The catch blocks can have indeed all kind of parameters:

catch( T )
catch( T & )
catch( T * )
catch( const T )
catch( const T & )
catch( const T * )

so you can think of throwing an exception have same effect of calling a function, but is not.
Consider this code:



void foo()
{
...
A aLocalObject;
...

throw aLocalObject
}



and the call of foo is inside a try block:



try {
foo();
}
catch( A anException) {

}




in this case, as the catch "signature" suggests, the anException is a copy of aLocalObject so
no problem with it, but what if we catch by reference?



catch( A & anException ) {
}



in this case we can think to have a reference to a destroyed object ( when an exception is thrown is not like a function call and all the local variable on that scope are destroyed ), well this is not the case indeed even if you catch an exception by reference the c++ runtime support will perform a copy of the object thrown, and this happens always, you can not avoid this copy even if the object will not be destroyed going out of scope ( a static variable for example ).

So in case of:

catch( A ) { }

you have 2 copies performed, in case of:

catch ( A & )

you have just one copy. For this very reason is not possible to modify the object thrown, because you have on the catch block a copy of it.

Next week the second and last part about exceptions.

Wednesday, November 22, 2006

operator new - new operator

At first shot this two entities can appear to be the same; however they are not.
Let see what they are, what you can change and the safe rules to handle them.

First of all let see what happens when you write something like:

C * pC = new C;
  • Enough memory is allocated to contain the object requested
  • The constructor of C is called to initialize the object the lays in the memory allocated
This described is the new operator behave and you can not change the way he acts.

The first point in the sequence above is the only think you can change, the way the memory is allocated, the new operator uses for this task what is called: operator new.
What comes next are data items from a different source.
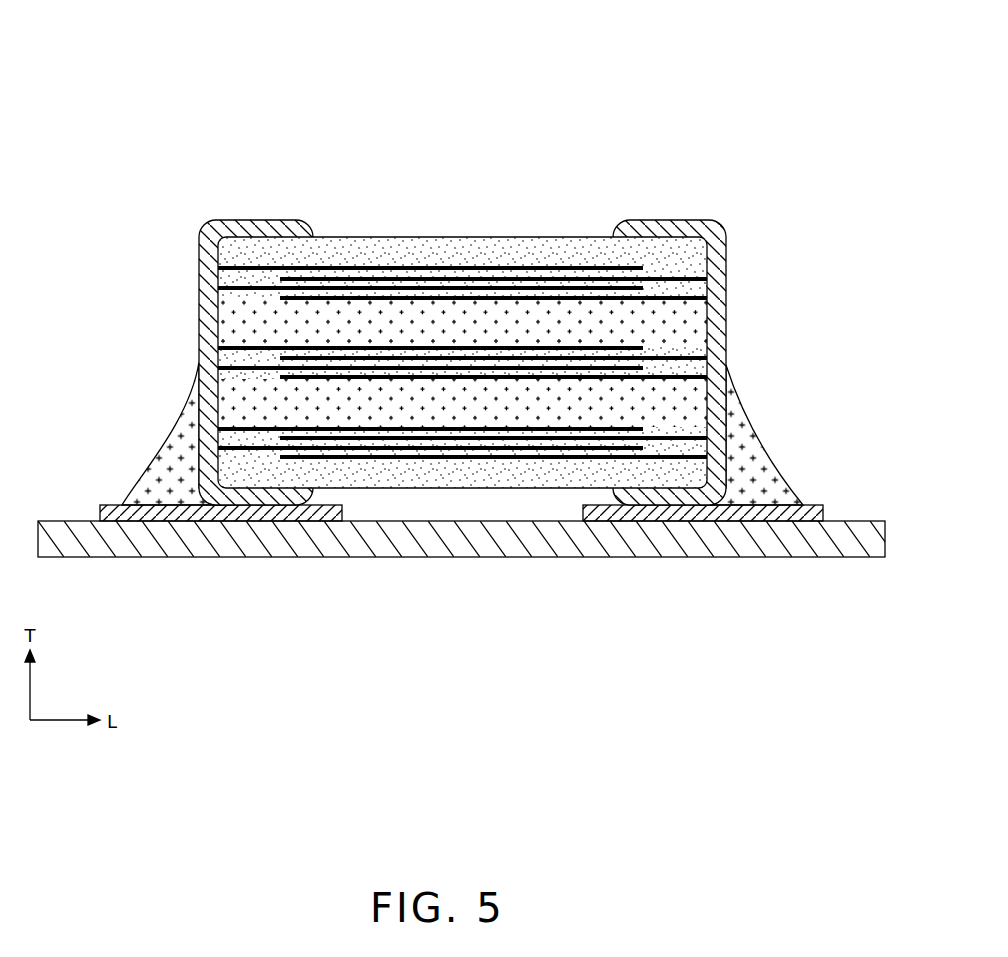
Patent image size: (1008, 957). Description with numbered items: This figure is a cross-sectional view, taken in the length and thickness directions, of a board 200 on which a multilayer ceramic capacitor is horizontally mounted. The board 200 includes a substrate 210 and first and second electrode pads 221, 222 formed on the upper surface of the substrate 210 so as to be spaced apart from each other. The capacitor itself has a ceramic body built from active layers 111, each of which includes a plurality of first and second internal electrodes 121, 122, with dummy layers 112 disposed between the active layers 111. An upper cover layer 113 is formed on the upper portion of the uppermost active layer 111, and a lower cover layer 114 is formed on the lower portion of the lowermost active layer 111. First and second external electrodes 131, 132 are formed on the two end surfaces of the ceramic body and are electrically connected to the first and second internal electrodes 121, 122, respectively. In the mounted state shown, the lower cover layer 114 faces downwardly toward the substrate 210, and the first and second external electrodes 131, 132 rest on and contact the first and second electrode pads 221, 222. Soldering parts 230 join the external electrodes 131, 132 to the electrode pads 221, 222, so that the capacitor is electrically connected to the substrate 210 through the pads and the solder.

The board 200 is at (232, 41).
The active layers 111 is at (233, 278).
The dummy layers 112 is at (697, 320).
The upper cover layer 113 is at (378, 250).
The lower cover layer 114 is at (480, 478).
The first internal electrodes 121 is at (320, 267).
The second internal electrodes 122 is at (445, 280).
The first external electrode 131 is at (248, 221).
The second external electrode 132 is at (682, 220).
The substrate 210 is at (812, 547).
The first electrode pad 221 is at (115, 517).
The second electrode pad 222 is at (812, 510).
The soldering parts 230 is at (160, 480).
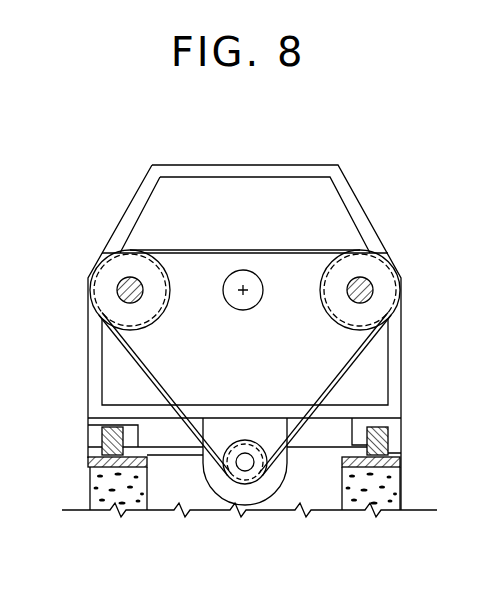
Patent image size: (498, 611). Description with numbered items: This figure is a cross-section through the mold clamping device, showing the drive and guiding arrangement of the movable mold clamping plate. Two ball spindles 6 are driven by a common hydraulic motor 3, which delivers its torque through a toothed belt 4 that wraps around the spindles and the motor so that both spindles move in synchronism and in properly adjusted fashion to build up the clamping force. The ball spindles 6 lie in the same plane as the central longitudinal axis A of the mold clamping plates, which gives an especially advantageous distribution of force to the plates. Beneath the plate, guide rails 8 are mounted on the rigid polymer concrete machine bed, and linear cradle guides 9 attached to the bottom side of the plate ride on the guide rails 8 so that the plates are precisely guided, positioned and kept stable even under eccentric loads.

So the pseudo code for C * pC = new C; could be:
  1. Call operator new
  2. Construct an object of the type request at the location returned from previous step
The operator new signature is something like this:

void * operator new(size_t);

so if you want change the way the new operator allocates the memory for your type then you need to rewrite the operator new.
As you already know when you specify a name in a scope ( for example a method name in a class ) this will hide the same name in the scopes that are containing your actual ( the base class scope for example ). So rewriting your operator new what you do is to hide the other forms of operator new. For instance these forms are:
  1. void * operator new(std::size_t, std::nothrow_t) throw();
  2. void * operator new(std::size_t, void *);
the former is the nothrow new the latter is the in place new. Actualy you can break more than this if you define your own operator new, something like:
  • void * operator new(std::size_t, T);
remember in this case that first argument of operator new shall be always std::size_t, in this case you will hide not only the "less common" operator new version but also the plain new one. I quoted less common because in reality the STL does heavy usage of in place new.